= Bang! (band) =

British happy hardcore band

Bang! are a British happy hardcore group from the late 1990s originally consisting of producer Nick Arnold, Tom Orton and female vocalist Donna Grassie. Nick Arnold and Tom Orton had previously been a members of the band Smart E's, who reached 2 in the UK in 1992 with their cover of the theme tune to Sesame Street entitled Sesame's Treat. After the release of "Cloudy Daze" which featured Donna, Tom Orton brought Jo James to the attention of Nick after a contact of Tom's, Jo's husband, presented to him a demo of his wife singing.

After "Cloudy Daze", Tom left Bang! to work with other artists including Jack Speed and Kriminal, and Nick and Jo went on to have enormous success with "Shooting Star", and then a whole catalogue of vocal hardcore anthems almost all of which written entirely by Nick. Their underground bouncy singles were regularly featured on the Bonkers compilation series.
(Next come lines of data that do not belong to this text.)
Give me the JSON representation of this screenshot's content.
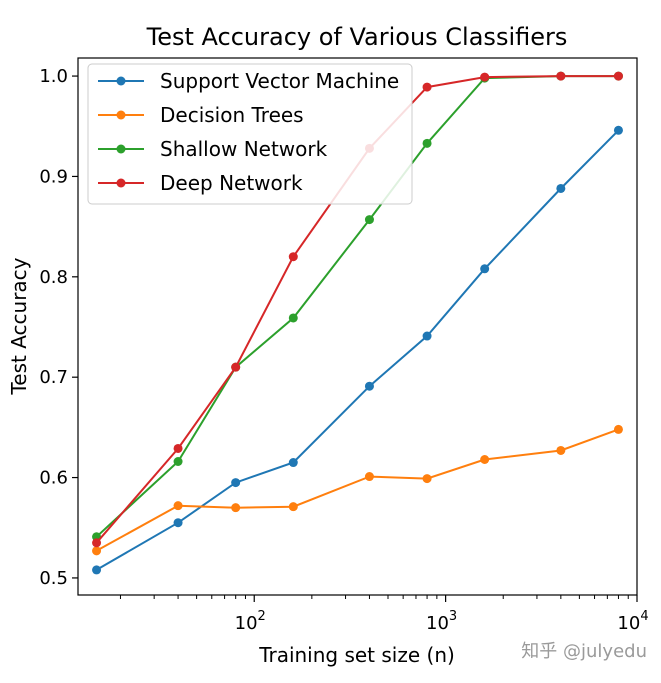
{
  "chart_data": {
    "type": "line",
    "title": "Test Accuracy of Various Classifiers",
    "xlabel": "Training set size (n)",
    "ylabel": "Test Accuracy",
    "xscale": "log",
    "xlim": [
      12,
      10000
    ],
    "ylim": [
      0.483,
      1.018
    ],
    "x": [
      15,
      40,
      80,
      160,
      400,
      800,
      1600,
      4000,
      8000
    ],
    "x_ticks": [
      {
        "value": 100,
        "base": "10",
        "exp": "2"
      },
      {
        "value": 1000,
        "base": "10",
        "exp": "3"
      },
      {
        "value": 10000,
        "base": "10",
        "exp": "4"
      }
    ],
    "y_ticks": [
      "0.5",
      "0.6",
      "0.7",
      "0.8",
      "0.9",
      "1.0"
    ],
    "grid": false,
    "legend_position": "top-left",
    "series": [
      {
        "name": "Support Vector Machine",
        "color": "#1f77b4",
        "values": [
          0.508,
          0.555,
          0.595,
          0.615,
          0.691,
          0.741,
          0.808,
          0.888,
          0.946
        ]
      },
      {
        "name": "Decision Trees",
        "color": "#ff7f0e",
        "values": [
          0.527,
          0.572,
          0.57,
          0.571,
          0.601,
          0.599,
          0.618,
          0.627,
          0.648
        ]
      },
      {
        "name": "Shallow Network",
        "color": "#2ca02c",
        "values": [
          0.541,
          0.616,
          0.71,
          0.759,
          0.857,
          0.933,
          0.998,
          1.0,
          1.0
        ]
      },
      {
        "name": "Deep Network",
        "color": "#d62728",
        "values": [
          0.535,
          0.629,
          0.71,
          0.82,
          0.928,
          0.989,
          0.999,
          1.0,
          1.0
        ]
      }
    ]
  },
  "watermark": "知乎 @julyedu"
}
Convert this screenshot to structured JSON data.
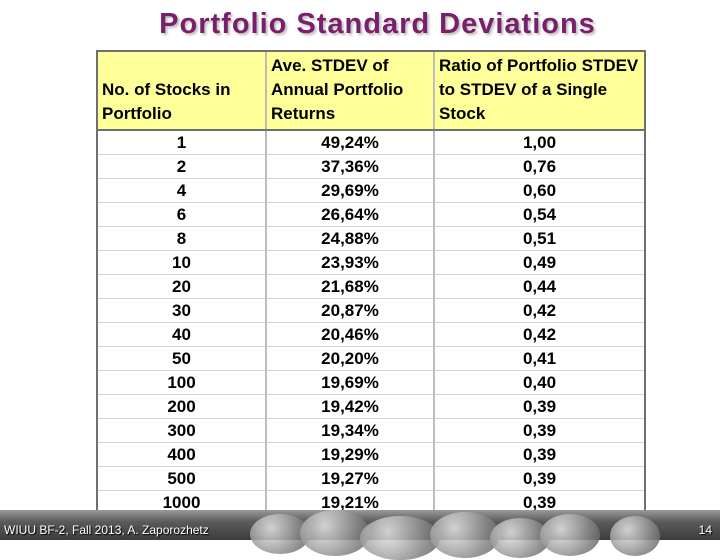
{
  "title": "Portfolio Standard Deviations",
  "table": {
    "headers": [
      "No. of Stocks in Portfolio",
      "Ave. STDEV of Annual Portfolio Returns",
      "Ratio of Portfolio STDEV to STDEV of a Single Stock"
    ],
    "rows": [
      [
        "1",
        "49,24%",
        "1,00"
      ],
      [
        "2",
        "37,36%",
        "0,76"
      ],
      [
        "4",
        "29,69%",
        "0,60"
      ],
      [
        "6",
        "26,64%",
        "0,54"
      ],
      [
        "8",
        "24,88%",
        "0,51"
      ],
      [
        "10",
        "23,93%",
        "0,49"
      ],
      [
        "20",
        "21,68%",
        "0,44"
      ],
      [
        "30",
        "20,87%",
        "0,42"
      ],
      [
        "40",
        "20,46%",
        "0,42"
      ],
      [
        "50",
        "20,20%",
        "0,41"
      ],
      [
        "100",
        "19,69%",
        "0,40"
      ],
      [
        "200",
        "19,42%",
        "0,39"
      ],
      [
        "300",
        "19,34%",
        "0,39"
      ],
      [
        "400",
        "19,29%",
        "0,39"
      ],
      [
        "500",
        "19,27%",
        "0,39"
      ],
      [
        "1000",
        "19,21%",
        "0,39"
      ]
    ]
  },
  "footer": {
    "text": "WIUU BF-2, Fall 2013, A. Zaporozhetz",
    "page_number": "14"
  },
  "colors": {
    "title": "#7a1f6a",
    "header_fill": "#ffff99"
  }
}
"Shooting Star" was also featured on the first issue of the Dancemania Speed series and later included on the first greatest hits album of the series and the 2003 happyhardcore-focused compilation of the series. Also three remixes of their songs, "Shooting Star (Ham's Mix)", "Break of Dawn (Brisk Mix)", "Cloudy Daze (Original Bang! Mix)", were included on the 2001 happy hardcore compilation album Happy Ravers.

Nick and Jo were so prolific with their output, that they released under a number of different acts including "Stealth", "Oblivvion" and "Blaze!". Finally, in February 2005, with a whole collection of new remixes, Bang! released their debut album, entitled "Shooting Star".

Their single Shooting Star was covered by trance act Flip & Fill in 2002, who took it to number 3 in the UK charts.

Jo James eventually quit the band but worked with the aforementioned Flip & Fill on their 2003 single I Wanna Dance With Somebody; a cover version of the old Whitney Houston track and Field of Dreams.

Bang! continues to release under the Warped Science label owned by DJ Al Storm and Euphony.